Formée elle-même dans l’institut PROFAC[1] à Arles, Nathalie Bonnes intervient aujourd’hui comme formatrice en art-thérapie pour l’institut PROFAC Marseille. Elle a commencé sa carrière en effet  dans le métier d’éducatrice de jeunes enfants, qu’elle a exercé pendant 28 ans, pour se consacrer ensuite à l’art-thérapie dont elle a obtenu sa certification en mai 2004. Suite à la validation de la certification PROFAC par l’état français, elle a repassé une VAE pour confirmer la validation de  cette première certification et les années de travail en tant qu’art-thérapeute.Ce qui, évidemment, suggère ma première question à lui poser :
Nathalie, quel est le statut de l’art-thérapie en France actuellement ?
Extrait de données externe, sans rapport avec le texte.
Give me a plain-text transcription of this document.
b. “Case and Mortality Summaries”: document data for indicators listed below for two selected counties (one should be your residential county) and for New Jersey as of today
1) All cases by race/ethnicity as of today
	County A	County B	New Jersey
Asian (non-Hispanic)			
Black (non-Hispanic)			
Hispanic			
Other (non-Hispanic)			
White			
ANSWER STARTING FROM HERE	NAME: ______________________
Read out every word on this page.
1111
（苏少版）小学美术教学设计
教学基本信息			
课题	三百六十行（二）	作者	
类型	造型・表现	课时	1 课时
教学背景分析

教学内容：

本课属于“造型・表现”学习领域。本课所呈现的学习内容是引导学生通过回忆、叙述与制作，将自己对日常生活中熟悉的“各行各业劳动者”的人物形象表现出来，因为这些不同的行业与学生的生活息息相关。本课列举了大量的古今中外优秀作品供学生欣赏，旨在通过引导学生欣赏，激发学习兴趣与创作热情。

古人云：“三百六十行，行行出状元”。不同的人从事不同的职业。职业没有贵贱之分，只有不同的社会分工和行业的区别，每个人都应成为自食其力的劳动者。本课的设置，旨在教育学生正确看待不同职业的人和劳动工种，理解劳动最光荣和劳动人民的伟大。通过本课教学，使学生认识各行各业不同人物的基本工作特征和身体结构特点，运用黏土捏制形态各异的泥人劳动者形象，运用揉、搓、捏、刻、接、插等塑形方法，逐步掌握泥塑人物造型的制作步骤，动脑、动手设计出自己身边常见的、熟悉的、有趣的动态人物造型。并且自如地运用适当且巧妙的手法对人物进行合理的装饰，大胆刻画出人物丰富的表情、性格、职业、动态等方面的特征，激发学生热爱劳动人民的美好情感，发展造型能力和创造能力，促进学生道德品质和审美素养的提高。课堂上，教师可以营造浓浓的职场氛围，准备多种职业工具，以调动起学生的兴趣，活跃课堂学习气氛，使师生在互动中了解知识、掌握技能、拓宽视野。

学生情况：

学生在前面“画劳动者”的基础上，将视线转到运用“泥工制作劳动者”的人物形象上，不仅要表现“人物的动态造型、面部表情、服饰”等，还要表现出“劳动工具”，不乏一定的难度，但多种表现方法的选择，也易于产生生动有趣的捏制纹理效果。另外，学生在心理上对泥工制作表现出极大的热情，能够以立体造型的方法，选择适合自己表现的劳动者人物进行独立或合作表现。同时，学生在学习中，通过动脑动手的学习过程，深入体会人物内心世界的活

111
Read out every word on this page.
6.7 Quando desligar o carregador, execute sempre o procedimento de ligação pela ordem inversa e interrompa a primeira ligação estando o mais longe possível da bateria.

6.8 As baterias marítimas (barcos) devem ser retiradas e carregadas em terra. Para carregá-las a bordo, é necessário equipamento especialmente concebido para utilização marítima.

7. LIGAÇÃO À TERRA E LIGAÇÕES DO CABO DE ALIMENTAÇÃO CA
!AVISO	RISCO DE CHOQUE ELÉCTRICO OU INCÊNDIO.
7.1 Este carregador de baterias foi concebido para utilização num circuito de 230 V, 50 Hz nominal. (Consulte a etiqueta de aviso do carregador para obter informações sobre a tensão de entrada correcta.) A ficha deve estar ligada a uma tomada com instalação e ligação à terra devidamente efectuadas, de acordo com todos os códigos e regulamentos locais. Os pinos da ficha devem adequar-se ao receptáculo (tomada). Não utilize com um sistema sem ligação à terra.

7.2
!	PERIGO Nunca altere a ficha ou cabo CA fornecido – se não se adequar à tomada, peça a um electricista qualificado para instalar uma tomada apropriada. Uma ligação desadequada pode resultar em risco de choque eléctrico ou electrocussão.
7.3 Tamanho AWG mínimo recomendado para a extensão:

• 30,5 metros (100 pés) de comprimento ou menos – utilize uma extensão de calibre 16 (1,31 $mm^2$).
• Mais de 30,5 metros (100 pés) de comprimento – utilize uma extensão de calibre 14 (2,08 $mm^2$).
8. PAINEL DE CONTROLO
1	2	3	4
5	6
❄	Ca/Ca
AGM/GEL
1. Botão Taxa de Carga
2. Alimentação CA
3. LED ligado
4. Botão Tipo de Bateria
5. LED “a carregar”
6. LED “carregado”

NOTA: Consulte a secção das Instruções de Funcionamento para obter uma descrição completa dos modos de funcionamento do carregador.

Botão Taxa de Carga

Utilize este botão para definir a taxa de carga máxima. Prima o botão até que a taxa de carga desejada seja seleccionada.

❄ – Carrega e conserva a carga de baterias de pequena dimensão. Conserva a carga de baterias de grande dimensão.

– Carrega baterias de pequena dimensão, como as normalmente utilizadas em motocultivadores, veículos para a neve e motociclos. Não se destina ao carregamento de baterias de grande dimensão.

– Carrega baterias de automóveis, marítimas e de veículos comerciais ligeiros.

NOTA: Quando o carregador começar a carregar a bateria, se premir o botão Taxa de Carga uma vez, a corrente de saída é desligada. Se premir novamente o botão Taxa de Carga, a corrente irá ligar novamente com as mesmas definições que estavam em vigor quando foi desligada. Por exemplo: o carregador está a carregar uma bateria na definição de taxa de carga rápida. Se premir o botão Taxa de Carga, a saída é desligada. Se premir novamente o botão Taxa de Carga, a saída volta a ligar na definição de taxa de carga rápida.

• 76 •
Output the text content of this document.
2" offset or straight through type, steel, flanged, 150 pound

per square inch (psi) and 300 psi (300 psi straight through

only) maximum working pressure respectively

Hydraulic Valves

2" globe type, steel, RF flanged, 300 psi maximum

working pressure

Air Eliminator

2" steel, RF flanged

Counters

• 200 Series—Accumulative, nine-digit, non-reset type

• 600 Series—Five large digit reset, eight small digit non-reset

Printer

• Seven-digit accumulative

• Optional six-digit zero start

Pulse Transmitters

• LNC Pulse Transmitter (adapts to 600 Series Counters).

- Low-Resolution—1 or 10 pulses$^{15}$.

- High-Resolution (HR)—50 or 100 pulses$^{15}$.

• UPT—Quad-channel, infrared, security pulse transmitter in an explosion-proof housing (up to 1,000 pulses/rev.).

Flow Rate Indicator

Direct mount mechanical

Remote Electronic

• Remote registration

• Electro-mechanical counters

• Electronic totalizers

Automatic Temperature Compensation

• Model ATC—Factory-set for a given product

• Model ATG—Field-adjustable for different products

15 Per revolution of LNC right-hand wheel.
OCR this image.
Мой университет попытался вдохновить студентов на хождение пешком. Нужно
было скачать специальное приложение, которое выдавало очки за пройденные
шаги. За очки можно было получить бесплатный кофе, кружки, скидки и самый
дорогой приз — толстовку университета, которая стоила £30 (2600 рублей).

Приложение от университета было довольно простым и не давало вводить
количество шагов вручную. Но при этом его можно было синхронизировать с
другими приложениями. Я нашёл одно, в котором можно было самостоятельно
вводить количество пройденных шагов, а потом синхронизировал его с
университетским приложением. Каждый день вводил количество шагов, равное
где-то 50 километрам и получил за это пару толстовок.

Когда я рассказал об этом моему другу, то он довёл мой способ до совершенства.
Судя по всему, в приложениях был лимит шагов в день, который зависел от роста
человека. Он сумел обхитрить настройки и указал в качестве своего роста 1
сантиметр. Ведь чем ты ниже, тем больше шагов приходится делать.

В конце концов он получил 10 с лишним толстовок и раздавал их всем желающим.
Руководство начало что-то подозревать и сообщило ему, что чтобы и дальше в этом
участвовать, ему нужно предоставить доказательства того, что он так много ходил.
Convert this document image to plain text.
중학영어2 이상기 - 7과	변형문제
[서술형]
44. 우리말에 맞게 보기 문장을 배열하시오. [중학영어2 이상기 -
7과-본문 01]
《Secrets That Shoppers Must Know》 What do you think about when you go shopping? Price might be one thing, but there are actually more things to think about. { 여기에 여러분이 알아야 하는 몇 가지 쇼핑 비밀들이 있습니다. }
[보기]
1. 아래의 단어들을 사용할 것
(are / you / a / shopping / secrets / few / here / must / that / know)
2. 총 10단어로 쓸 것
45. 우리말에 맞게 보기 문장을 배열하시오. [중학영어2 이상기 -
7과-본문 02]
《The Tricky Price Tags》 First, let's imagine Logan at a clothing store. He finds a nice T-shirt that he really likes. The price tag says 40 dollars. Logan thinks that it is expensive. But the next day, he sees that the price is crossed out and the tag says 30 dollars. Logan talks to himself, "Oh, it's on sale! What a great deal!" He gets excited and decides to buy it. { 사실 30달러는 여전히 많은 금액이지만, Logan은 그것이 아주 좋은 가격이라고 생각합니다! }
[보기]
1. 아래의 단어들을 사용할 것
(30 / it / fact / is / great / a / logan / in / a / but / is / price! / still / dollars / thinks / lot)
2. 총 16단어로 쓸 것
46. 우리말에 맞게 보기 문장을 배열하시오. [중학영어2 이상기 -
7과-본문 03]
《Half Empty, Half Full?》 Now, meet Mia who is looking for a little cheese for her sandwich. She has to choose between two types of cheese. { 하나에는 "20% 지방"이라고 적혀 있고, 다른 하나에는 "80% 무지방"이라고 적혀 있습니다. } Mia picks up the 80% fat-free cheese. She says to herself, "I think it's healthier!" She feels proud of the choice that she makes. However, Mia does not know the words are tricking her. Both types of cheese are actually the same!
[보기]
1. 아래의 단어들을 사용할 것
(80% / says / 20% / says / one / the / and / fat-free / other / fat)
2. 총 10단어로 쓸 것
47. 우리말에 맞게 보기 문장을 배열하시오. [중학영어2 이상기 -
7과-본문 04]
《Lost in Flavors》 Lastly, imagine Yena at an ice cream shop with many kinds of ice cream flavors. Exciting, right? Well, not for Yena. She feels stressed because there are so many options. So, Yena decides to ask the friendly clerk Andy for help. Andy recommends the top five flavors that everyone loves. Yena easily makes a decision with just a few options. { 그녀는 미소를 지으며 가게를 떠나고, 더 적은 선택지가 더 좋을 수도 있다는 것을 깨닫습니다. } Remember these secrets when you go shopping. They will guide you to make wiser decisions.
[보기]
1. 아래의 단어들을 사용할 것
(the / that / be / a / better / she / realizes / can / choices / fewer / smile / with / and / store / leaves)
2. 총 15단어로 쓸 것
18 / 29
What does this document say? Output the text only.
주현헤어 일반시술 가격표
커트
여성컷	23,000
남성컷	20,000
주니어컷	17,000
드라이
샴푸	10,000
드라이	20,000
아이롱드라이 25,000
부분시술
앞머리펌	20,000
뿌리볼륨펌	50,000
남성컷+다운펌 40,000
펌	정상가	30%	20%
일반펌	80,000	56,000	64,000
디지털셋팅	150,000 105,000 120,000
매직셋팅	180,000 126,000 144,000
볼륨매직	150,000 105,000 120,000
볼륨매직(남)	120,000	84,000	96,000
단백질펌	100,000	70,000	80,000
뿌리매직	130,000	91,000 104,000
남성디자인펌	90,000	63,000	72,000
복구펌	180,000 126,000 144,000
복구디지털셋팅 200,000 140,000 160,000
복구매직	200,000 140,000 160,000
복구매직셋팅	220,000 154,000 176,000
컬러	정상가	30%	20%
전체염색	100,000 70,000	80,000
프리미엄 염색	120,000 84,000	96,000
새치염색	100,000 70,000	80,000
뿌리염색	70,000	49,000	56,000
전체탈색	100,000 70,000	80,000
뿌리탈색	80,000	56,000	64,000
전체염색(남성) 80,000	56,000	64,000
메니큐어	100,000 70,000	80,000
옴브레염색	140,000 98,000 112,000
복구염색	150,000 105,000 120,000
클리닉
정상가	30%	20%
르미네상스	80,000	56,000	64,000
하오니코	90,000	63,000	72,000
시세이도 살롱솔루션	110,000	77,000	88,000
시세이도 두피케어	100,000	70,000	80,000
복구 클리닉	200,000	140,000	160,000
Pour l’instant l’art-thérapeute n’a pas de statut : la certification de certaines écoles a été reconnue par l’état, et c’est le cas de PROFAC -  l’organisme dans lequel j’ai été formée. C’est une certification de niveau 2. Mais actuellement les art-thérapeutes sont recrutés sur des postes divers et en ce qui me concerne, mon intitulé de poste est « éducatrice de jeune enfant » et je fais fonction d’art-thérapeute sur ce poste pendant 39 h par semaine. Certains art-thérapeutes de diverses écoles et l’association française des art-thérapeutes œuvrent à la reconnaissance d’un statut des art-thérapeutes. Mais ce travail demande beaucoup de temps.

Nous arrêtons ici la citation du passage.